Why OS-level attacks cannot be blocked by a Fabric mod

A Fabric mod runs inside the Minecraft JVM. That gives it power over Java objects, but not over the process launcher or the operating system.

OS-level leaks are outside the JVM boundary

Examples:

  • --accessToken on the command line
  • System.getenv("ACCESS_TOKEN")
  • ProcessHandle.info().commandLine()
  • launcher_accounts.json on disk
  • any native launcher API that exposes secrets

A Fabric mod cannot alter the OS process listing, the environment, or the launcher’s behavior after the game starts.

What the mod can do

A mod can only:

  • detect the leak,
  • warn the user,
  • avoid exposing the same secret again inside the JVM.

It cannot stop another process from reading the process command line or environment variables.

Why that matters

If the launcher puts the token in an environment variable or command line argument, every process on the machine may be able to read it.

That is a fundamentally different class of attack than a malicious mod.

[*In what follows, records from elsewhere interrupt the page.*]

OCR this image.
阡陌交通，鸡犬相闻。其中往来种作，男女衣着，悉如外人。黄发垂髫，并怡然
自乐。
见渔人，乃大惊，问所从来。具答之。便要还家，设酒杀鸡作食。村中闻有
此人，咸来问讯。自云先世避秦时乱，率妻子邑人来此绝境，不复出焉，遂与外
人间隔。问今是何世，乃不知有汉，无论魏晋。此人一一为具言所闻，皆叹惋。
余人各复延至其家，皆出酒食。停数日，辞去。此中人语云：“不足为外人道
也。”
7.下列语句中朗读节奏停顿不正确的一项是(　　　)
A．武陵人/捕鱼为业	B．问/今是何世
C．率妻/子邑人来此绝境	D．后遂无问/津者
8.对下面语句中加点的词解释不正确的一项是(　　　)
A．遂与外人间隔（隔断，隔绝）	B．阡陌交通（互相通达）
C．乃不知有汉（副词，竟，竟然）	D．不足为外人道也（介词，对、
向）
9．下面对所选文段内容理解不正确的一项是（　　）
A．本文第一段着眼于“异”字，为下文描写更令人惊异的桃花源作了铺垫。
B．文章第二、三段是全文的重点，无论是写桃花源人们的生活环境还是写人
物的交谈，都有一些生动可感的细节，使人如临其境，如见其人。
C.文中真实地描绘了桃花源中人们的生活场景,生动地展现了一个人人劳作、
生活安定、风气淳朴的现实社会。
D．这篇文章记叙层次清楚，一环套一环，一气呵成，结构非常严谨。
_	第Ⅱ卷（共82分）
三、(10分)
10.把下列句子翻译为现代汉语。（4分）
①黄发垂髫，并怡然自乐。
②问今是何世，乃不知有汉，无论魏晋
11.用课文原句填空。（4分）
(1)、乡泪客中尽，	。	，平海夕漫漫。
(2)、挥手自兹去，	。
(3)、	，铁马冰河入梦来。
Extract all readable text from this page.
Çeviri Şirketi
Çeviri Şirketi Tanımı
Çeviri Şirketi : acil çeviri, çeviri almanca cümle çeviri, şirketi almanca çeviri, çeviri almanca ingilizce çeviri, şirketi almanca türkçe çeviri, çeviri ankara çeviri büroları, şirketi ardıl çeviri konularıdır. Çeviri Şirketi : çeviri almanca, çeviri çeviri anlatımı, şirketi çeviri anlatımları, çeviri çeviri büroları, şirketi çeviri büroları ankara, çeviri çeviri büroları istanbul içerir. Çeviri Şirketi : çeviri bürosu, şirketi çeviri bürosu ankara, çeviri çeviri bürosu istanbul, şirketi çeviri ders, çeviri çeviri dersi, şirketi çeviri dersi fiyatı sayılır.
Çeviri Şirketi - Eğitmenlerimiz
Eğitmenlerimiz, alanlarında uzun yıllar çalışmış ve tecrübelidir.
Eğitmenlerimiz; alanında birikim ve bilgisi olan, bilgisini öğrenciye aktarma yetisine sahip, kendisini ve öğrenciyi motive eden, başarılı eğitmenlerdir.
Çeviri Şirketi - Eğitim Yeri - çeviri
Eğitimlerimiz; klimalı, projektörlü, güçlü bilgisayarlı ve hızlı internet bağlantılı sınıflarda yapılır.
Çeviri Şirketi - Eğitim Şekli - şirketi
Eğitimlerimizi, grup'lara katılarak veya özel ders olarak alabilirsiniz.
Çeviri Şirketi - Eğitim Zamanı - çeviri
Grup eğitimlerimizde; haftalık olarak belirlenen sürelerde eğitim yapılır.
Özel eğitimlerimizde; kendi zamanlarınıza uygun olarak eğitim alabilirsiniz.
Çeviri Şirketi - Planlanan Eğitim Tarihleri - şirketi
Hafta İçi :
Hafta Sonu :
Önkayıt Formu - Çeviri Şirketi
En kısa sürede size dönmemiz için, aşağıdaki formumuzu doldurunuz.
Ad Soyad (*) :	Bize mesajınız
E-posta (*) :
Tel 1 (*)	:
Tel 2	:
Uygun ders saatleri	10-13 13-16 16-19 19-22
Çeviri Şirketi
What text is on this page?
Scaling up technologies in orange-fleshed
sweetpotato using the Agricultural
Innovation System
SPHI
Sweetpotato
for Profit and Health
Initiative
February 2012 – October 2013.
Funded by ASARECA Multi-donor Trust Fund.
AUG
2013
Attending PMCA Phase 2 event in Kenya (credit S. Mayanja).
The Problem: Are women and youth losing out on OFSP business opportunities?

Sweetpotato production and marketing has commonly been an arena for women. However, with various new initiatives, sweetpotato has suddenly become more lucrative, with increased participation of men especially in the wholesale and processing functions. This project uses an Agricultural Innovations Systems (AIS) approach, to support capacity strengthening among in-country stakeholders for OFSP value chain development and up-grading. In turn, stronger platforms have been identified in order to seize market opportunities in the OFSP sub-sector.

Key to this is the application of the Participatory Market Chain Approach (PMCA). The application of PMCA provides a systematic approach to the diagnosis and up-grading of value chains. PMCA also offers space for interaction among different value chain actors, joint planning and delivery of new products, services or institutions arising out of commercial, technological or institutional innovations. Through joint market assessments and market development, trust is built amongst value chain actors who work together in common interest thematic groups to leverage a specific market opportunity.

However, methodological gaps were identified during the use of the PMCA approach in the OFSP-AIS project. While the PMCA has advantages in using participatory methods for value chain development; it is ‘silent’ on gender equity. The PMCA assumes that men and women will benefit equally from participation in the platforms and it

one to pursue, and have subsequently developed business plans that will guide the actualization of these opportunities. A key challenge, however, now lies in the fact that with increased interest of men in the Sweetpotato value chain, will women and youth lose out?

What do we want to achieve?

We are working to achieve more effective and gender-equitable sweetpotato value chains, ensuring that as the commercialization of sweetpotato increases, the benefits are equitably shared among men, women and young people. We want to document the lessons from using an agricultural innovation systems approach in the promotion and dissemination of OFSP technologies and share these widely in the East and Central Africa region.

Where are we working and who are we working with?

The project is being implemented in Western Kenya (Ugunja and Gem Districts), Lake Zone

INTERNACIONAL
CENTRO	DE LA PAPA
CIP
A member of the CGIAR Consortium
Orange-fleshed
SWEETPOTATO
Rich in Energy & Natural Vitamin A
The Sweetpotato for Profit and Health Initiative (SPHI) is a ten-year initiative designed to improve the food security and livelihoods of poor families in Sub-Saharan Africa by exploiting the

A good protection strategy is therefore:

  • protect the JVM-visible token paths,
  • and still treat launcher/OS leaks as a separate, higher-privilege threat.

Summary

TokenProtector hardens Minecraft against common token-stealing techniques through overlapping defensive layers:

  • Bootstrap interception - the real JWT is stashed before any other mod's User constructor hook fires; the constructor argument itself is poisoned.
  • Field and getter poisoning - every visible User field and getter returns fake values to unauthorized callers.
  • Authlib protection - MinecraftClient.accessToken stays fake at rest; the real token is only reintroduced at the narrow auth endpoints that need it.
  • Spin-race protection - polling MinecraftClient.accessToken or URLConnection headers at any speed returns the fake value because the real token never enters those objects. Connection-level materialization-tolerant races also find no Authorization header.
  • Side-channel detection - suspicious polling, repeated unsafe reads, and legacy probes are tracked and surfaced.

Over 90 probe methods across 11 categories have been tested: public APIs, reflection, legacy names, obfuscation, unsafe memory access, authlib internals, constructor-time reads, post-call connection probes, and connection-level spin-races. All return fake data to unauthorized callers while multiplayer, skins, and Realms continue to work through protected auth redirects.

Some attacks are outside the scope of a Fabric mod:

  • command-line leaks,
  • environment variable leaks,
  • launcher-side token storage,
  • and disk-based credential files.

The recommendation is to combine TokenProtector (JVM layer) with a trusted launcher and OS-level hardening for the process and filesystem layers.